Dustin Hoffman, utilizing roughly the amount of acting talent contained in his left pinky, stars as the title shlub, who writes commercial jingles but is getting pushed out because hey, it's a young man's game. Meanwhile, his daughter is getting married--in England, for some reason--so Harvey has to fly there over the weekend.

 He finds that not only are his ex-wife Jean (Kathy Baker) and estranged daughter not making him a welcome member of the wedding party, but also that the bride-to-be would like for her stepfather Brian (James Brolin) to give her away because she feels closer to him. Ouch! I don't have any kids but even I had to feel that one.


So anyway, Harvey keeps running into this attractive Englishwoman named Kate (Emma Thompson), who's also single and lonely, and he begins to court her. It's all tentative and autumnal and "been burned before", but you don't have to be the Amazing Kreskin to figure out that these two will eventually fall in love. But first, Kate agrees to accompany Harvey to his daughter's wedding reception, where he'll make one last effort to win back her affection and gain some respect.

This is one of those movies that gets described as a "bittersweet romantic comedy", to which I usually react the way vampires react to crosses and garlic. It's not bad, though--in fact, it's quite easy to take, with an excellent cast and a straightforward script that doesn't get bogged down in too much unnecessary mush.

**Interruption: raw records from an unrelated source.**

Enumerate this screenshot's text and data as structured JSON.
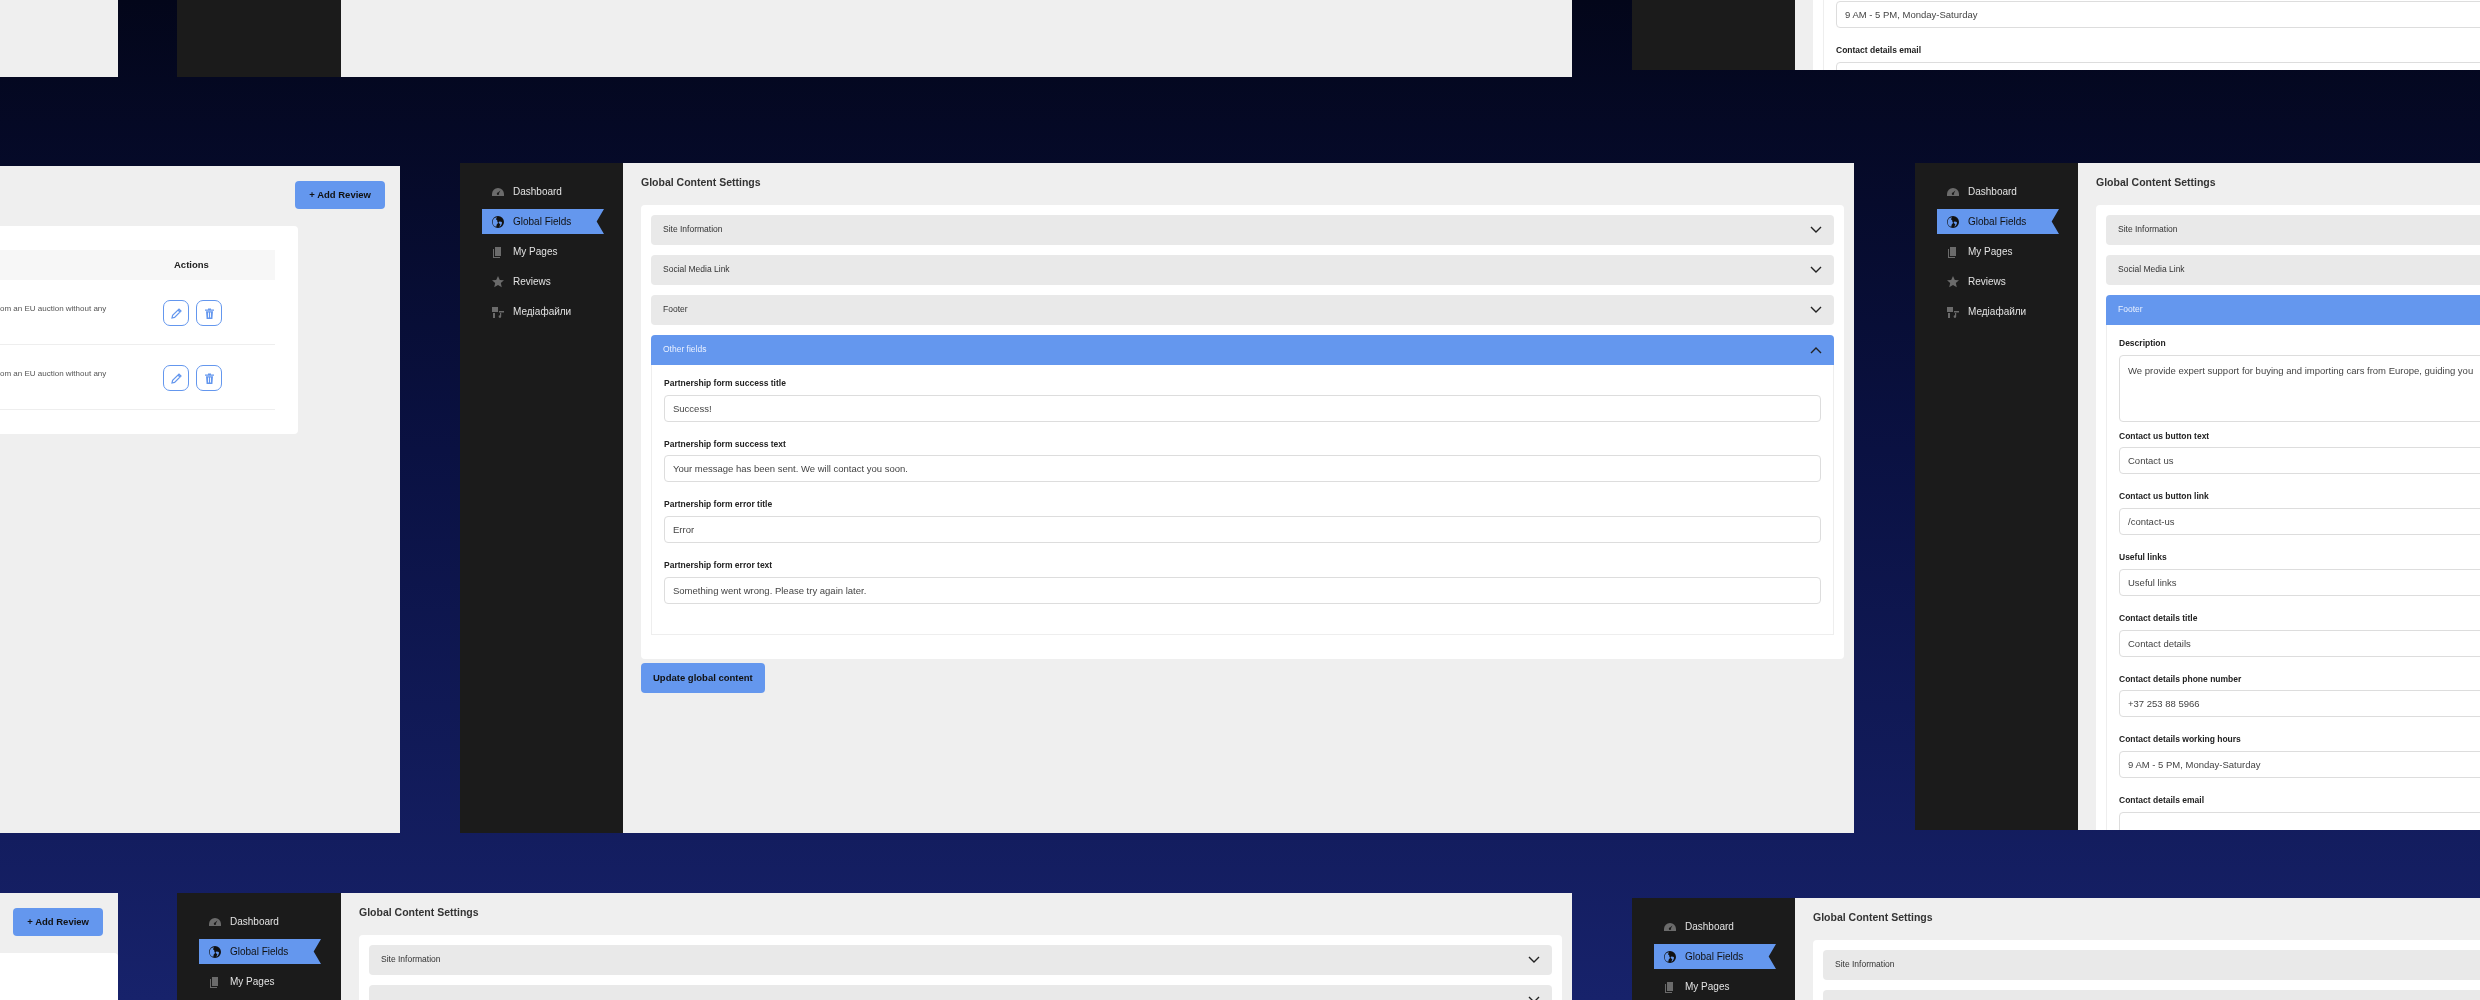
{
  "windows": [
    {
      "kind": "settings",
      "page": {
        "sections": [
          {
            "fields": [
              {
                "kind": "input",
                "value": "9 AM - 5 PM, Monday-Saturday"
              },
              {
                "kind": "input",
                "label": "Contact details email"
              }
            ]
          }
        ]
      }
    },
    {
      "kind": "reviews",
      "add_button": "+ Add Review",
      "table": {
        "columns": [
          "Actions"
        ],
        "rows": [
          {
            "text": "om an EU auction without any"
          },
          {
            "text": "om an EU auction without any"
          }
        ]
      }
    },
    {
      "kind": "settings",
      "sidebar": {
        "items": [
          {
            "label": "Dashboard",
            "selected": false
          },
          {
            "label": "Global Fields",
            "selected": true
          },
          {
            "label": "My Pages",
            "selected": false
          },
          {
            "label": "Reviews",
            "selected": false
          },
          {
            "label": "Медіафайли",
            "selected": false
          }
        ]
      },
      "page": {
        "title": "Global Content Settings",
        "sections": [
          {
            "title": "Site Information",
            "expanded": false
          },
          {
            "title": "Social Media Link",
            "expanded": false
          },
          {
            "title": "Footer",
            "expanded": false
          },
          {
            "title": "Other fields",
            "expanded": true,
            "fields": [
              {
                "kind": "input",
                "label": "Partnership form success title",
                "value": "Success!"
              },
              {
                "kind": "input",
                "label": "Partnership form success text",
                "value": "Your message has been sent. We will contact you soon."
              },
              {
                "kind": "input",
                "label": "Partnership form error title",
                "value": "Error"
              },
              {
                "kind": "input",
                "label": "Partnership form error text",
                "value": "Something went wrong. Please try again later."
              }
            ]
          }
        ],
        "button": "Update global content"
      }
    },
    {
      "kind": "settings",
      "sidebar": {
        "items": [
          {
            "label": "Dashboard",
            "selected": false
          },
          {
            "label": "Global Fields",
            "selected": true
          },
          {
            "label": "My Pages",
            "selected": false
          },
          {
            "label": "Reviews",
            "selected": false
          },
          {
            "label": "Медіафайли",
            "selected": false
          }
        ]
      },
      "page": {
        "title": "Global Content Settings",
        "sections": [
          {
            "title": "Site Information",
            "expanded": false
          },
          {
            "title": "Social Media Link",
            "expanded": false
          },
          {
            "title": "Footer",
            "expanded": true,
            "fields": [
              {
                "kind": "textarea",
                "label": "Description",
                "value": "We provide expert support for buying and importing cars from Europe, guiding you"
              },
              {
                "kind": "input",
                "label": "Contact us button text",
                "value": "Contact us"
              },
              {
                "kind": "input",
                "label": "Contact us button link",
                "value": "/contact-us"
              },
              {
                "kind": "input",
                "label": "Useful links",
                "value": "Useful links"
              },
              {
                "kind": "input",
                "label": "Contact details title",
                "value": "Contact details"
              },
              {
                "kind": "input",
                "label": "Contact details phone number",
                "value": "+37 253 88 5966"
              },
              {
                "kind": "input",
                "label": "Contact details working hours",
                "value": "9 AM - 5 PM, Monday-Saturday"
              },
              {
                "kind": "input",
                "label": "Contact details email"
              }
            ]
          }
        ]
      }
    },
    {
      "kind": "reviews",
      "add_button": "+ Add Review"
    },
    {
      "kind": "settings",
      "sidebar": {
        "items": [
          {
            "label": "Dashboard",
            "selected": false
          },
          {
            "label": "Global Fields",
            "selected": true
          },
          {
            "label": "My Pages",
            "selected": false
          }
        ]
      },
      "page": {
        "title": "Global Content Settings",
        "sections": [
          {
            "title": "Site Information",
            "expanded": false
          },
          {
            "expanded": false
          }
        ]
      }
    },
    {
      "kind": "settings",
      "sidebar": {
        "items": [
          {
            "label": "Dashboard",
            "selected": false
          },
          {
            "label": "Global Fields",
            "selected": true
          },
          {
            "label": "My Pages",
            "selected": false
          }
        ]
      },
      "page": {
        "title": "Global Content Settings",
        "sections": [
          {
            "title": "Site Information",
            "expanded": false
          },
          {
            "expanded": false
          }
        ]
      }
    }
  ]
}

 It's pretty much stripped down to the basics, intercutting the sad but amusing circumstances of the lonely-but-funny Harvey and Kate (slathered with the sort of piano-and-strings music that lets us know how to feel about everything) until they "meet cute" and settle into "getting-to-cutely-know-you" mode. Kate wearily plays hard to get, Harvey wears her down with his hangdog charm--you know the drill.


Writer-director Joel Hopkins makes all of this look very good without intruding. He also displays an admirable ability to keep things free of melodrama and maudlin sentimentality. Emotional scenes between Harvey and his ex-wife and daughter are given just enough weight to make them effective, and what could've been a truly mawkish show-stopper moment--Harvey's butting into Brian's toast at the reception in order to make one of his own--is handled just right.

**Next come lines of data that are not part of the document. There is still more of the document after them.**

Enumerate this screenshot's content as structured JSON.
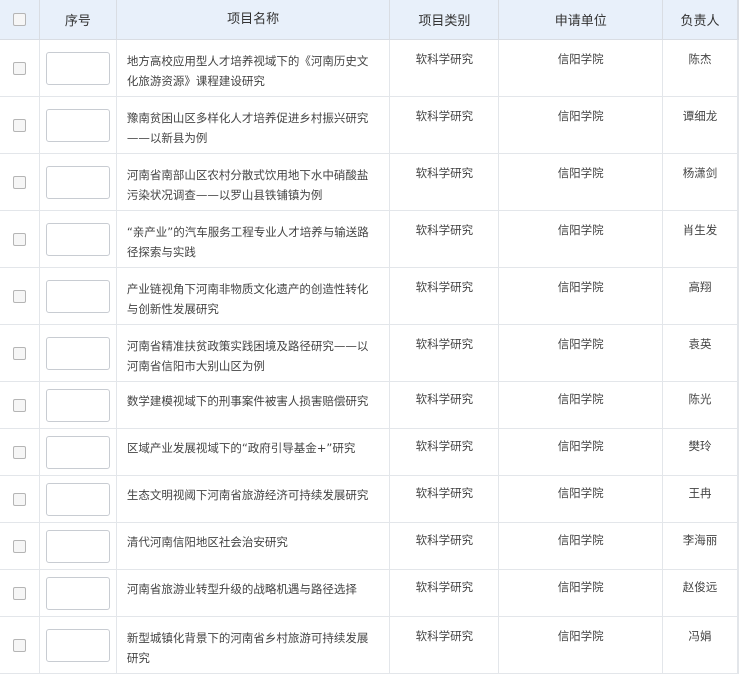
{
  "headers": {
    "seq": "序号",
    "name": "项目名称",
    "category": "项目类别",
    "unit": "申请单位",
    "leader": "负责人"
  },
  "rows": [
    {
      "name": "地方高校应用型人才培养视域下的《河南历史文化旅游资源》课程建设研究",
      "category": "软科学研究",
      "unit": "信阳学院",
      "leader": "陈杰",
      "seq_value": ""
    },
    {
      "name": "豫南贫困山区多样化人才培养促进乡村振兴研究——以新县为例",
      "category": "软科学研究",
      "unit": "信阳学院",
      "leader": "谭细龙",
      "seq_value": ""
    },
    {
      "name": "河南省南部山区农村分散式饮用地下水中硝酸盐污染状况调查——以罗山县铁铺镇为例",
      "category": "软科学研究",
      "unit": "信阳学院",
      "leader": "杨潇剑",
      "seq_value": ""
    },
    {
      "name": "“亲产业”的汽车服务工程专业人才培养与输送路径探索与实践",
      "category": "软科学研究",
      "unit": "信阳学院",
      "leader": "肖生发",
      "seq_value": ""
    },
    {
      "name": "产业链视角下河南非物质文化遗产的创造性转化与创新性发展研究",
      "category": "软科学研究",
      "unit": "信阳学院",
      "leader": "高翔",
      "seq_value": ""
    },
    {
      "name": "河南省精准扶贫政策实践困境及路径研究——以河南省信阳市大别山区为例",
      "category": "软科学研究",
      "unit": "信阳学院",
      "leader": "袁英",
      "seq_value": ""
    },
    {
      "name": "数学建模视域下的刑事案件被害人损害赔偿研究",
      "category": "软科学研究",
      "unit": "信阳学院",
      "leader": "陈光",
      "seq_value": ""
    },
    {
      "name": "区域产业发展视域下的“政府引导基金+”研究",
      "category": "软科学研究",
      "unit": "信阳学院",
      "leader": "樊玲",
      "seq_value": ""
    },
    {
      "name": "生态文明视阈下河南省旅游经济可持续发展研究",
      "category": "软科学研究",
      "unit": "信阳学院",
      "leader": "王冉",
      "seq_value": ""
    },
    {
      "name": "清代河南信阳地区社会治安研究",
      "category": "软科学研究",
      "unit": "信阳学院",
      "leader": "李海丽",
      "seq_value": ""
    },
    {
      "name": "河南省旅游业转型升级的战略机遇与路径选择",
      "category": "软科学研究",
      "unit": "信阳学院",
      "leader": "赵俊远",
      "seq_value": ""
    },
    {
      "name": "新型城镇化背景下的河南省乡村旅游可持续发展研究",
      "category": "软科学研究",
      "unit": "信阳学院",
      "leader": "冯娟",
      "seq_value": ""
    }
  ],
  "colors": {
    "header_bg": "#e8f0fa",
    "border": "#e3e6ea"
  }
}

Not handled so well are certain sequences such as Harvey and Kate looking like total idiots on the dance floor, and a silly earlier scene when Harvey agrees to buy Kate a gown for the party and we get the usual goofy montage of her twirling and prancing around in one stupid outfit after another. Such scenes are a shortcut to establishing Harvey and Kate's growing mutual affection, and come off mainly as a storyteller's crutch.

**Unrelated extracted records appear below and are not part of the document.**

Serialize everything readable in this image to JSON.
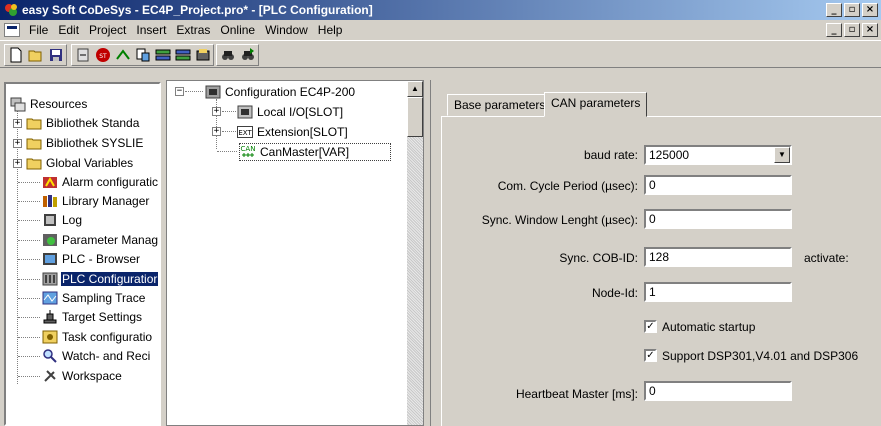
{
  "window": {
    "title": "easy Soft CoDeSys - EC4P_Project.pro* - [PLC Configuration]",
    "min": "_",
    "restore": "▫",
    "close": "×"
  },
  "menu": {
    "items": [
      "File",
      "Edit",
      "Project",
      "Insert",
      "Extras",
      "Online",
      "Window",
      "Help"
    ]
  },
  "left_tree": {
    "items": [
      {
        "label": "Resources",
        "icon": "resources-icon"
      },
      {
        "label": "Bibliothek Standa",
        "icon": "folder-icon",
        "expander": "+"
      },
      {
        "label": "Bibliothek SYSLIE",
        "icon": "folder-icon",
        "expander": "+"
      },
      {
        "label": "Global Variables",
        "icon": "folder-icon",
        "expander": "+"
      },
      {
        "label": "Alarm configuratic",
        "icon": "alarm-icon"
      },
      {
        "label": "Library Manager",
        "icon": "library-icon"
      },
      {
        "label": "Log",
        "icon": "log-icon"
      },
      {
        "label": "Parameter Manag",
        "icon": "parameter-icon"
      },
      {
        "label": "PLC - Browser",
        "icon": "browser-icon"
      },
      {
        "label": "PLC Configuratior",
        "icon": "plc-config-icon",
        "selected": true
      },
      {
        "label": "Sampling Trace",
        "icon": "trace-icon"
      },
      {
        "label": "Target Settings",
        "icon": "target-icon"
      },
      {
        "label": "Task configuratio",
        "icon": "task-icon"
      },
      {
        "label": "Watch- and Reci",
        "icon": "watch-icon"
      },
      {
        "label": "Workspace",
        "icon": "workspace-icon"
      }
    ]
  },
  "mid_tree": {
    "root": "Configuration EC4P-200",
    "items": [
      {
        "label": "Local I/O[SLOT]",
        "icon": "io-module-icon",
        "expander": "+"
      },
      {
        "label": "Extension[SLOT]",
        "icon": "ext-module-icon",
        "expander": "+",
        "icon_text": "EXT"
      },
      {
        "label": "CanMaster[VAR]",
        "icon": "can-icon",
        "icon_text": "CAN"
      }
    ],
    "root_expander": "−"
  },
  "tabs": [
    {
      "label": "Base parameters",
      "active": false
    },
    {
      "label": "CAN parameters",
      "active": true
    }
  ],
  "can_params": {
    "baud_rate_label": "baud rate:",
    "baud_rate_value": "125000",
    "com_cycle_label": "Com. Cycle Period (µsec):",
    "com_cycle_value": "0",
    "sync_window_label": "Sync. Window Lenght (µsec):",
    "sync_window_value": "0",
    "sync_cob_label": "Sync. COB-ID:",
    "sync_cob_value": "128",
    "activate_label": "activate:",
    "node_id_label": "Node-Id:",
    "node_id_value": "1",
    "auto_startup_label": "Automatic startup",
    "auto_startup_checked": true,
    "support_dsp_label": "Support DSP301,V4.01 and DSP306",
    "support_dsp_checked": true,
    "heartbeat_label": "Heartbeat Master [ms]:",
    "heartbeat_value": "0",
    "check_mark": "✓"
  },
  "colors": {
    "titlebar_start": "#0a246a",
    "titlebar_end": "#a6caf0",
    "selection": "#0a246a",
    "face": "#d4d0c8"
  }
}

Also not so great is a subplot about Kate's paranoid mom (Eileen Atkins) constantly fretting over the actions of her new Polish neighbor, whom she suspects of being a serial killer, and a late complication in Harvey and Kate's budding relationship that seems arbitrarily tacked-on.


DVD image and sound quality are good, with 2.35:1 widescreen and Dolby Digital. Extras include a laidback commentary track featuring stars Hoffman and Thompson and director Hopkins. There's also a featurette entitled "An Unconventional Love Story--The Making of Last Chance Harvey" which lasts almost twenty minutes. Trailers for this and other films are included.

Dustin Hoffman can be fascinating to watch, especially when he chooses vehicles that are equally intriguing. And sometimes he does stuff like this, which requires him to exercise about one-tenth of his acting talent. But for what it is, LAST CHANCE HARVEY is the kind of competently-made, impeccably-cast effort that you should find quite enjoyable if the words "bittersweet romantic comedy" don't make you hiss, turn into a bat, and seek refuge in the nearest coffin.